Dotting the rich farmland were brand new cell phone towers. Somehow these looked out of place to him here on the nearly unbroken horizon of this West Texas countryside. If those were removed, Josh thought, you would have seen the same background as in the photo of his great-great-grandfather hanging in his family room. The photo had been taken of Gavin McKinnon just before going off to the first World War in 1918.

“Nope, not much has changed,” Josh mumbled to himself. He thought it especially true on this desolate stretch of asphalt called Highway 349 which served only one purpose in Josh’s estimation: to join the Middle-of-Nowhere with Not-Much-Else.

The Martin County line on Highway 349 was located between the crossroads town of LeMesa and Midland, famous for unrivaled high school football. In short, Martin County was in the middle of nowhere surrounded by large family and commercial farms and fields that in July were filled with bright yellow sunflowers as far as the eye could see. The fall crop was usually cotton, and this time of year those fields were a blanket of snow white cotton bowls, ripe for the impending November harvest.
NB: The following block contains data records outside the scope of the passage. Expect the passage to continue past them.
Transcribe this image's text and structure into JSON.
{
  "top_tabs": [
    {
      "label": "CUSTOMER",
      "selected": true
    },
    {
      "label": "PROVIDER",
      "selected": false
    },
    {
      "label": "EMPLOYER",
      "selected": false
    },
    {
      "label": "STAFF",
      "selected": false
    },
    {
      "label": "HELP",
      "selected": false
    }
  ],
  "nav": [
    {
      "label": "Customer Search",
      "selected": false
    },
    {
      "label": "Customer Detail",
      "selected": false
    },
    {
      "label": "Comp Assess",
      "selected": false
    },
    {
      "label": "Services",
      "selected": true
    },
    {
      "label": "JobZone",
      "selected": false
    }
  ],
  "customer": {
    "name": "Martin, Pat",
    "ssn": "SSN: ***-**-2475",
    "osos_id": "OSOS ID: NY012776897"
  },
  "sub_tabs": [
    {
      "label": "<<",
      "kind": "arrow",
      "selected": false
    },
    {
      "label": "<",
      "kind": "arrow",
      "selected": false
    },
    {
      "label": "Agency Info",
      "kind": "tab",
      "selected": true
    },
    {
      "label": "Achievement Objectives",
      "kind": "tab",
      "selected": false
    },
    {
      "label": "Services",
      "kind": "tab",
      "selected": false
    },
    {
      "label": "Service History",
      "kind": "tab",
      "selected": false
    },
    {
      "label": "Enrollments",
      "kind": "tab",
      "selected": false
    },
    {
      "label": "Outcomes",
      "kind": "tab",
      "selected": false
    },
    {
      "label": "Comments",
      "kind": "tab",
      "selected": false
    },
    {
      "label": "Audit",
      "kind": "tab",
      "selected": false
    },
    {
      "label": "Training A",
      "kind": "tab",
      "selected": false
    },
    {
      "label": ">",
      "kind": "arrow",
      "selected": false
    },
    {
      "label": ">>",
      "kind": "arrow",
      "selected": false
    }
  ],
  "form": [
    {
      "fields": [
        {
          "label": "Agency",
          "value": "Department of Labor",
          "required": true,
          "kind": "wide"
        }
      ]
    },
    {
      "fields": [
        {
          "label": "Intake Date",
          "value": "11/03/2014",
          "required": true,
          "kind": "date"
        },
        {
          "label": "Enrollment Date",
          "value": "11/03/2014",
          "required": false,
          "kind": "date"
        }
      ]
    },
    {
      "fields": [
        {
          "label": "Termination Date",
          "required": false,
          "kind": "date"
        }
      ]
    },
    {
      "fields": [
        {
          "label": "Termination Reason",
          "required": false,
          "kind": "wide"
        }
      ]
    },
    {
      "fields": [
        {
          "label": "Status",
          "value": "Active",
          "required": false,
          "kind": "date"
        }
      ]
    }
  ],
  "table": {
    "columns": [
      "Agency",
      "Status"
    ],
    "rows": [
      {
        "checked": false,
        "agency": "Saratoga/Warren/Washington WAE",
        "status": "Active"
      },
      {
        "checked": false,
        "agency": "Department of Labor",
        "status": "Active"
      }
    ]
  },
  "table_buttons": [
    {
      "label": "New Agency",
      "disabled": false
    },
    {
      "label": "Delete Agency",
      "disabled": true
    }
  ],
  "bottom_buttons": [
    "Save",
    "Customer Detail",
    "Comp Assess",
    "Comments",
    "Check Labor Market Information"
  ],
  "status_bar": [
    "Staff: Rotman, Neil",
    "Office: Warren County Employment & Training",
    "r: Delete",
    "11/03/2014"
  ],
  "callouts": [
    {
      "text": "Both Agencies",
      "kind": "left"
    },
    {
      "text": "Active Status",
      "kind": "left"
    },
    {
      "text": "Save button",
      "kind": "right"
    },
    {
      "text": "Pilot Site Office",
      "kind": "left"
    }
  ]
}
Shallow oil wells with their distinctive hammerhead pumps dotted these same cotton fields. Endlessly, steadily moving up..down..up..down..up..down, they were a testament to the unrelenting pursuit of the precious oil reserves located just below the surface. The people of Martin County went about their lives just as rhythmically as the up and down of the wellheads.

Yesterday, last week, last year - it was all the same as one day flowed into the next until a person could completely lose a decade. He loved it here. It was home and had been for most of his thirty-eight years.

Nothing ever happened here in Martin County which was just fine with him. He had voluntarily left behind the excitement of large city law enforcement several years earlier after he fought and won custody of Jesse.

As a single man raising his child, he could not afford to die in the line of duty. So leaving the S.W.A.T. team in Miami in 2003, he won the office of Martin County sheriff. The McKinnon name was just as solid and just as much a part of the fabric making up this country as the cotton and oil. Running for sheriff just seemed to be the logical thing to do. The timing had been perfect for him to toss his name into the political arena. Sheriff Davis retired after a twenty-two year run in office leaving the slot open. Josh won by a landslide and had subsequently been reelected.

So here he was on the evening of his daughter’s birthday doing what he had promised the voters he would do, protect and serve. Old Man Hammers had called him at home with the news that he found the Jane Doe as he was moving his tractor from one field to another. Josh knew that had this been Miami there would already be so much activity around the body, little evidence collected would be credible. However, Mr. Hammers said he had seen enough cop shows on television to know not to touch anything and to call him “straight away.”